Sin embargo, hoy hay algo diferente en el temperamento de Kim Ha Jun; nada parece agradarle. Tiene los ojos hundidos y es obvio que no pudo dormir.

- Ayer ¿tuvo insomnio?

- Si.

- ¿Por qué?

- Debido al enojo del viejo.

Ha Jun bajó la mirada y se quitó los lentes. «Miente… si me mantengo diciendo que no me casaré se detendrá. Siempre ha sido así. El abuelo ya falleció, pero si mi abuela se mantiene de mi lado, mi padre no podrá hacer lo que quiere» pensó.

Pero hubo una razón más por la que no pudo dormir. Él raramente sueña, pero ayer tuvo una pesadilla. Han pasado más de diez años, pero todo es tan vívido como si fuera ayer, tal vez se debió a que vio su rostro.

Ha Jun llamó a Doo Yeong, que estaba sentado frente a él.

- Doo Yeong Ah.

- Si, director.

- Esto le pasó a un amigo.

- Si.

- Este chico, se encontró en la calle a su exnovio el otro día. Sin embargo, su exnovio primero le sonrió y luego lo saludó.

- Puede pasar…

- Pero terminaron muy mal.

- ¿Por qué terminaron?

La mirada de Ha Jun se ensombreció y luego se recuperó.

- No necesitas saber.

- Ah…

- Pero mi amigo, en ese momento le dijo ¿Quién es usted?
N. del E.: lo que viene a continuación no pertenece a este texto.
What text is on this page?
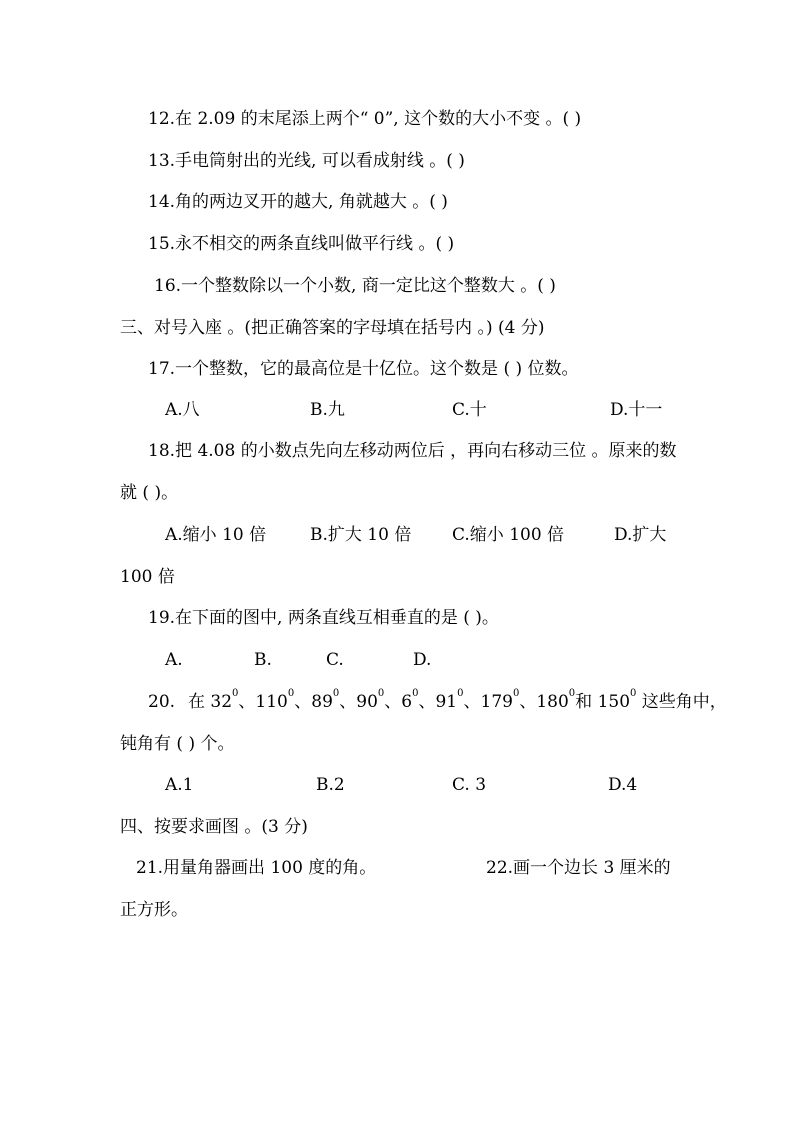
12.在 2.09 的末尾添上两个“ 0”, 这个数的大小不变 。( )
13.手电筒射出的光线, 可以看成射线 。( )
14.角的两边叉开的越大, 角就越大 。( )
15.永不相交的两条直线叫做平行线 。( )
16.一个整数除以一个小数, 商一定比这个整数大 。( )
三、对号入座 。(把正确答案的字母填在括号内 。) (4 分)
17.一个整数，它的最高位是十亿位。这个数是 ( ) 位数。
A.八	B.九	C.十	D.十一
18.把 4.08 的小数点先向左移动两位后 ，再向右移动三位 。原来的数
就 ( )。
A.缩小 10 倍	B.扩大 10 倍 C.缩小 100 倍	D.扩大
100 倍
19.在下面的图中, 两条直线互相垂直的是 ( )。
A.	B.	C.	D.
20. 在 $32^0$、$110^0$、$89^0$、$90^0$、$6^0$、$91^0$、$179^0$、$180^0$和 $150^0$ 这些角中，
钝角有 ( ) 个。
A.1	B.2	C. 3	D.4
四、按要求画图 。(3 分)
21.用量角器画出 100 度的角。	22.画一个边长 3 厘米的
正方形。
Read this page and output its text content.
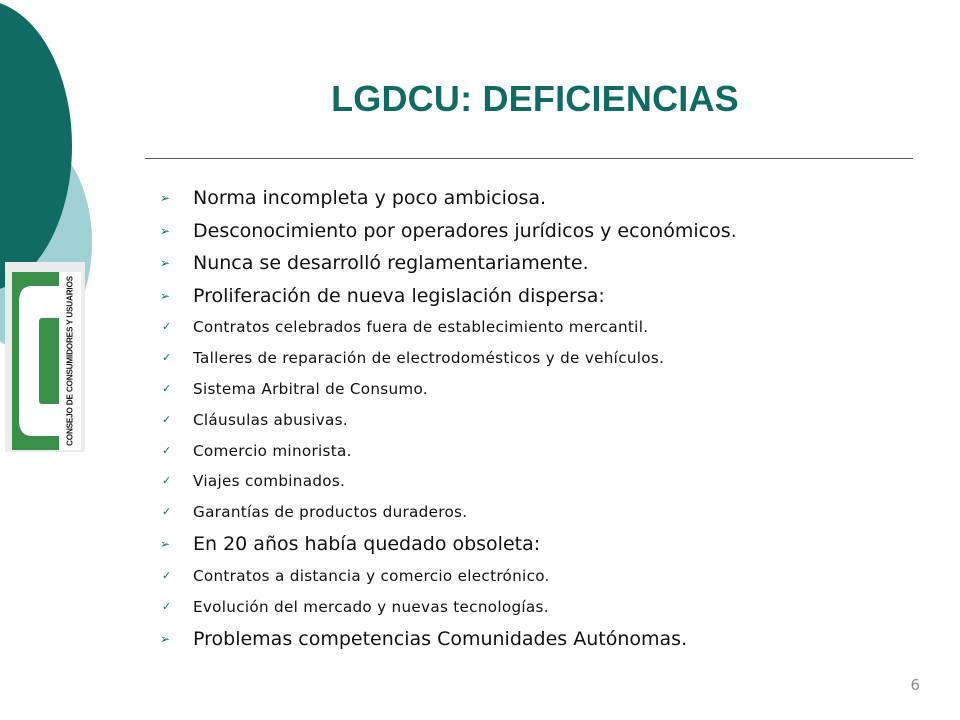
CONSEJO DE CONSUMIDORES Y USUARIOS
LGDCU: DEFICIENCIAS
➢ Norma incompleta y poco ambiciosa.
➢ Desconocimiento por operadores jurídicos y económicos.
➢ Nunca se desarrolló reglamentariamente.
➢ Proliferación de nueva legislación dispersa:
✓ Contratos celebrados fuera de establecimiento mercantil.
✓ Talleres de reparación de electrodomésticos y de vehículos.
✓ Sistema Arbitral de Consumo.
✓ Cláusulas abusivas.
✓ Comercio minorista.
✓ Viajes combinados.
✓ Garantías de productos duraderos.
➢ En 20 años había quedado obsoleta:
✓ Contratos a distancia y comercio electrónico.
✓ Evolución del mercado y nuevas tecnologías.
➢ Problemas competencias Comunidades Autónomas.
6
Doo Yeong tan pronto lo escuchó frunció el entrecejo, suspiró y dijo – Ah –

- Fue un idiota ¿verdad?

- Si.

- …

- ¿Es todo?

Sin saber que Ha Jun le estaba mirando, Doo Yeong agregó:

- En lugar de hacer eso, le hubiera saludado fríamente. Eso habría estado mejor ¿verdad?

- Realmente la regó. ¿Quién es usted? Ya no es un niño. ¡Ah! Ese amigo suyo debería cubrirse con una sábana y ocultarse.

- …

- ¿Director?

Ha Jun levantó sus cejas.

- ¿No tienes trabajo?

- ¿Perdón?

- Te estoy preguntando si tienes tiempo libre para estar platicando conmigo.
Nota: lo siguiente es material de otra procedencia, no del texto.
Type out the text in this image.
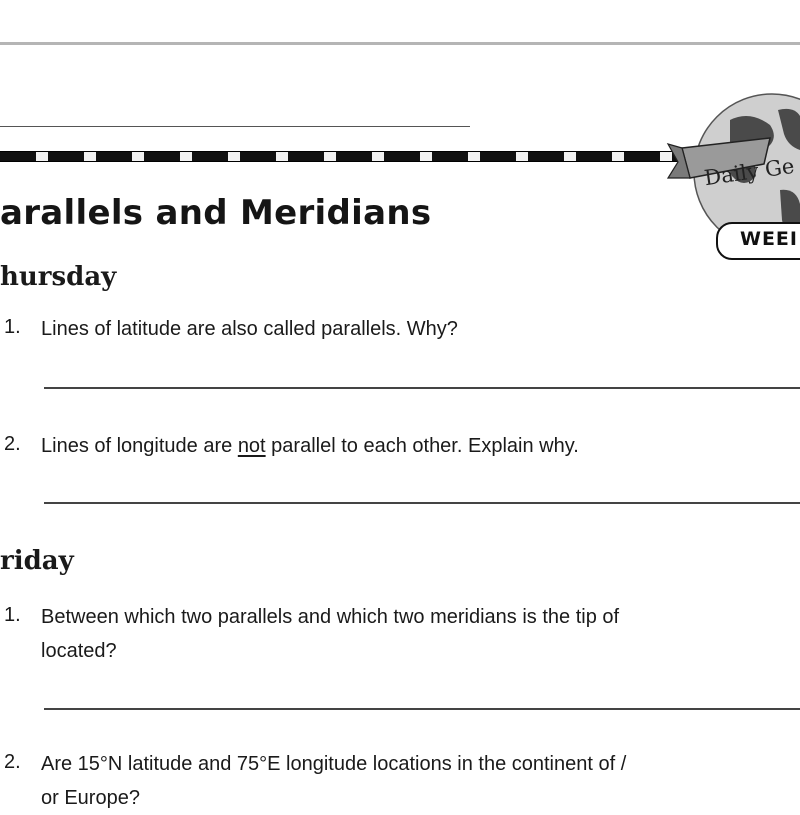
Daily Ge
WEEI
arallels and Meridians
hursday
1. Lines of latitude are also called parallels. Why?
2. Lines of longitude are not parallel to each other. Explain why.
riday
1. Between which two parallels and which two meridians is the tip of
located?
2. Are 15°N latitude and 75°E longitude locations in the continent of /
or Europe?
Doo Yeong miró desconcertado a Ha Jun, ya que fue él quien le habló y ahora de pronto lo regaña. Ha Jun se puso de pie sin decir nada, miró en su escritorio, tomó varios documentos y se los arrojó. Doo Yeong le miró perplejo y abrió su boca al ver la pila de documentos.

- ¿Qué es todo esto?

- El reporte de ventas del año pasado está incorrecto.

Tonterías. Doo Yeong puede ignorar varias cosas, pero en su trabajo es muy minucioso.

- ¿En qué parte?

- ¿Cómo voy a saberlo? Tú tienes que encontrar el error.  

Hace un momento estaban hablando sobre su amigo, no puede entender por qué de pronto se puso así. Doo Yeong miró al mezquino Ha Jun. Atónito, tomó los documentos uno por uno, sacudió su mano despidiéndose y salió.

Cuando intentaba salir, Kim Ha Jun lo llamó otra vez – Hey… Doo Yeong Ah… - Su voz era amable. Esperanzado volteó, pero él dijo algo raro.

- Así que tú no habrías hecho eso ¿verdad?

- ¿Perdón?

- Haber sido frío al encontrarse nuevamente.

- ¡Ah! Es suficiente. Me voy.

Doo Yeong frunció sus cejas y se volteó malhumorado. «De verdad… ¿Qué le sucede?».